20230526173955.781115-1-cerasuolodomenico@gmail.com (mailing list archive)

State

New

Headers

From: Domenico Cerasuolo <cerasuolodomenico@gmail.com>
To: linux-mm@kvack.org
Cc: linux-kernel@vger.kernel.org,
	sjenning@redhat.com,
	ddstreet@ieee.org,
	vitaly.wool@konsulko.com,
	yosryahmed@google.com,
	hannes@cmpxchg.org,
	kernel-team@fb.com,
	Domenico Cerasuolo <cerasuolodomenico@gmail.com>
Subject: [PATCH v2] mm: zswap: shrink until can accept
Date: Fri, 26 May 2023 19:39:55 +0200
Message-Id: <20230526173955.781115-1-cerasuolodomenico@gmail.com>
MIME-Version: 1.0
Content-Transfer-Encoding: 8bit
Sender: owner-linux-mm@kvack.org
Precedence: bulk

Series

[v2] mm: zswap: shrink until can accept | expand

Commit Message

Domenico Cerasuolo May 26, 2023, 5:39 p.m. UTC

This update addresses an issue with the zswap reclaim mechanism, which
hinders the efficient offloading of cold pages to disk, thereby
compromising the preservation of the LRU order and consequently
diminishing, if not inverting, its performance benefits.

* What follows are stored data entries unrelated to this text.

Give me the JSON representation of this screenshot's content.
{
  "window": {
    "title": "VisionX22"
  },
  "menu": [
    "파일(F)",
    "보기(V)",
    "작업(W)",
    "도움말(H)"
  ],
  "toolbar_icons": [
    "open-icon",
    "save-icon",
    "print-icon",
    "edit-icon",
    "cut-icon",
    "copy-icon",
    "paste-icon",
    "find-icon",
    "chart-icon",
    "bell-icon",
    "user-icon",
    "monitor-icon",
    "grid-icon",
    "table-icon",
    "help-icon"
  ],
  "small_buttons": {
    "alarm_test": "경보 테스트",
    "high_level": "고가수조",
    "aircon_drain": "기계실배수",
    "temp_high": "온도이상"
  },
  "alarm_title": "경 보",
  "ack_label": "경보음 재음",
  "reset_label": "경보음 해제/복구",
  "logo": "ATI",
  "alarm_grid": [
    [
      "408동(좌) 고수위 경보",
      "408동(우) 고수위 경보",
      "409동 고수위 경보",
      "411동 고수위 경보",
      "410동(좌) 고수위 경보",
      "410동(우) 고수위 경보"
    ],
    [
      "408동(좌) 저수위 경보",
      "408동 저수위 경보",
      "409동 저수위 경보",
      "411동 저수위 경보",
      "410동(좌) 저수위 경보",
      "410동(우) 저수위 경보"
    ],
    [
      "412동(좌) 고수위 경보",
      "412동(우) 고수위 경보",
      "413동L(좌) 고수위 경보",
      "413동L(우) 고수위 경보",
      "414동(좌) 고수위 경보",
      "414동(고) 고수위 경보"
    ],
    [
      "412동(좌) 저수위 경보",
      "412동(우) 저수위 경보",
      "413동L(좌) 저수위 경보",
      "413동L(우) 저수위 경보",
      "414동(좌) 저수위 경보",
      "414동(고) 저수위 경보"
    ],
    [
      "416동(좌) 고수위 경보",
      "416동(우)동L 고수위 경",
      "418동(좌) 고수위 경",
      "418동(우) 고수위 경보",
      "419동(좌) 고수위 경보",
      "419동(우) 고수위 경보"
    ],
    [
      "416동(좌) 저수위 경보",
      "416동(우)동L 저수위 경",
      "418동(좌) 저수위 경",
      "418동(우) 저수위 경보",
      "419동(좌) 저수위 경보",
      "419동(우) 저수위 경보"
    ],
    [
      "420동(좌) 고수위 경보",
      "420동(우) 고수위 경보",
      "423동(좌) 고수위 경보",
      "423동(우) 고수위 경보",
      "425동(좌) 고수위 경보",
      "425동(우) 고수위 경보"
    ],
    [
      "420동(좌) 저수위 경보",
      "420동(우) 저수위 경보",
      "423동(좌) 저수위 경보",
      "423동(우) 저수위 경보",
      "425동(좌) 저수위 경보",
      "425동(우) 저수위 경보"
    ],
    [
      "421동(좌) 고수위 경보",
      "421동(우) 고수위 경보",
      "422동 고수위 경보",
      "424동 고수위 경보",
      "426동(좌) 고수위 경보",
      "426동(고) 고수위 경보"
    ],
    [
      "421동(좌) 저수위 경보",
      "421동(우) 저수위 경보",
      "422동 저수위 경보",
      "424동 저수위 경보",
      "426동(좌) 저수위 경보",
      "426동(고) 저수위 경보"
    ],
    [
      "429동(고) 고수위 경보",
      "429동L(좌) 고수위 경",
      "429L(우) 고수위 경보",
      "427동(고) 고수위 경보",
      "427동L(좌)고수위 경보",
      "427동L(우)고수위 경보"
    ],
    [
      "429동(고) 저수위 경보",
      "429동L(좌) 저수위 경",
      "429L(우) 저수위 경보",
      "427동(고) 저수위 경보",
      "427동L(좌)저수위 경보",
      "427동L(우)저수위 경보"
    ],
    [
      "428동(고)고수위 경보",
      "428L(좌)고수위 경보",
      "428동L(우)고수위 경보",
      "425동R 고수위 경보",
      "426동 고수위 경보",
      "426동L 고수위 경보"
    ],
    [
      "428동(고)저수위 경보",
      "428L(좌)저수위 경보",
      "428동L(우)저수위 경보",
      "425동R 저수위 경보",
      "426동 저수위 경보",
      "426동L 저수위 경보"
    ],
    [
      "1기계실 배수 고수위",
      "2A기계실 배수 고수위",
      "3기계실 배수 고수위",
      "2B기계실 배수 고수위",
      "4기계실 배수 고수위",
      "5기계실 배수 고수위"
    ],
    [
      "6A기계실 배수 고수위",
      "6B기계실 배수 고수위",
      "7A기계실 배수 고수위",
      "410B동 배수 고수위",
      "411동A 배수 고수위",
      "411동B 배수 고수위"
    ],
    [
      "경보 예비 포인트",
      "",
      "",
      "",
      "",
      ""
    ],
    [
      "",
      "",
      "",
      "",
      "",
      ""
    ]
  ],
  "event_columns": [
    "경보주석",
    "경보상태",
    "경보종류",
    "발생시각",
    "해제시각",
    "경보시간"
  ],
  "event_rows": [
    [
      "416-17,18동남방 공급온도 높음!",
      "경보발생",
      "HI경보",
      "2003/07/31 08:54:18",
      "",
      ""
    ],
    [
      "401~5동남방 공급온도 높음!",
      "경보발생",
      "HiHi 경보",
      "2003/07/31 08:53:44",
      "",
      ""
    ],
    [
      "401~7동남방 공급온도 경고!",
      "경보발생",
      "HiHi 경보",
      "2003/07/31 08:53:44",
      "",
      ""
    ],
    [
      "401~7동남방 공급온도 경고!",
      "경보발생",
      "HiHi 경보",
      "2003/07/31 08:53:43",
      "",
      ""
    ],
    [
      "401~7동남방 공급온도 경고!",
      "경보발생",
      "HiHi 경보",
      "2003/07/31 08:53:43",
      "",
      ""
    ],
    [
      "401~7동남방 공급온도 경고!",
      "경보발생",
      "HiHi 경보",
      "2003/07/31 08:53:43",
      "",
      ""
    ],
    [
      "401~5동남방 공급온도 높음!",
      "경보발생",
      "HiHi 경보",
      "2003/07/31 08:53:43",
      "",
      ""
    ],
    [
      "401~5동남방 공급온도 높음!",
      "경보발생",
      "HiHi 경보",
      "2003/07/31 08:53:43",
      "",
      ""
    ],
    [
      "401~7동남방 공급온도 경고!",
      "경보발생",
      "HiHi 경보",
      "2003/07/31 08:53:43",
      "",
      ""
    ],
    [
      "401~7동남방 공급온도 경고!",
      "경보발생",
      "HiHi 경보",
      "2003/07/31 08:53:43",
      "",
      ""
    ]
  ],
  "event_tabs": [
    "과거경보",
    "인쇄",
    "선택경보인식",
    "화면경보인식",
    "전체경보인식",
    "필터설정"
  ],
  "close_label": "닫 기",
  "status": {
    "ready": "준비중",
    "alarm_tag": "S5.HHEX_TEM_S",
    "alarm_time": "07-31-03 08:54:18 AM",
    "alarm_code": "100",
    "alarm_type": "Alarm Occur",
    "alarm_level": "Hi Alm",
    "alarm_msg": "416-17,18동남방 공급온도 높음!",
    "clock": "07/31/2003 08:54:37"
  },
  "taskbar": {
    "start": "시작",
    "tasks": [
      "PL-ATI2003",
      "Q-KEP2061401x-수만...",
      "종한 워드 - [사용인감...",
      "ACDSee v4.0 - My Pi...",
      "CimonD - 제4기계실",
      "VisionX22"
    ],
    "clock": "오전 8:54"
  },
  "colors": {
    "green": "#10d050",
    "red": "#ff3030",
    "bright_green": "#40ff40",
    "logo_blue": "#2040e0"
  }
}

The functioning of the zswap shrink worker was found to be inadequate,
as shown by basic benchmark test. For the test, a kernel build was
utilized as a reference, with its memory confined to 1G via a cgroup and
a 5G swap file provided. The results are presented below, these are
averages of three runs without the use of zswap:

real 46m26s
user 35m4s
sys 7m37s

With zswap (zbud) enabled and max_pool_percent set to 1 (in a 32G
system), the results changed to:

real 56m4s
user 35m13s
sys 8m43s

written_back_pages: 18
reject_reclaim_fail: 0
pool_limit_hit:1478

Besides the evident regression, one thing to notice from this data is
the extremely low number of written_back_pages and pool_limit_hit.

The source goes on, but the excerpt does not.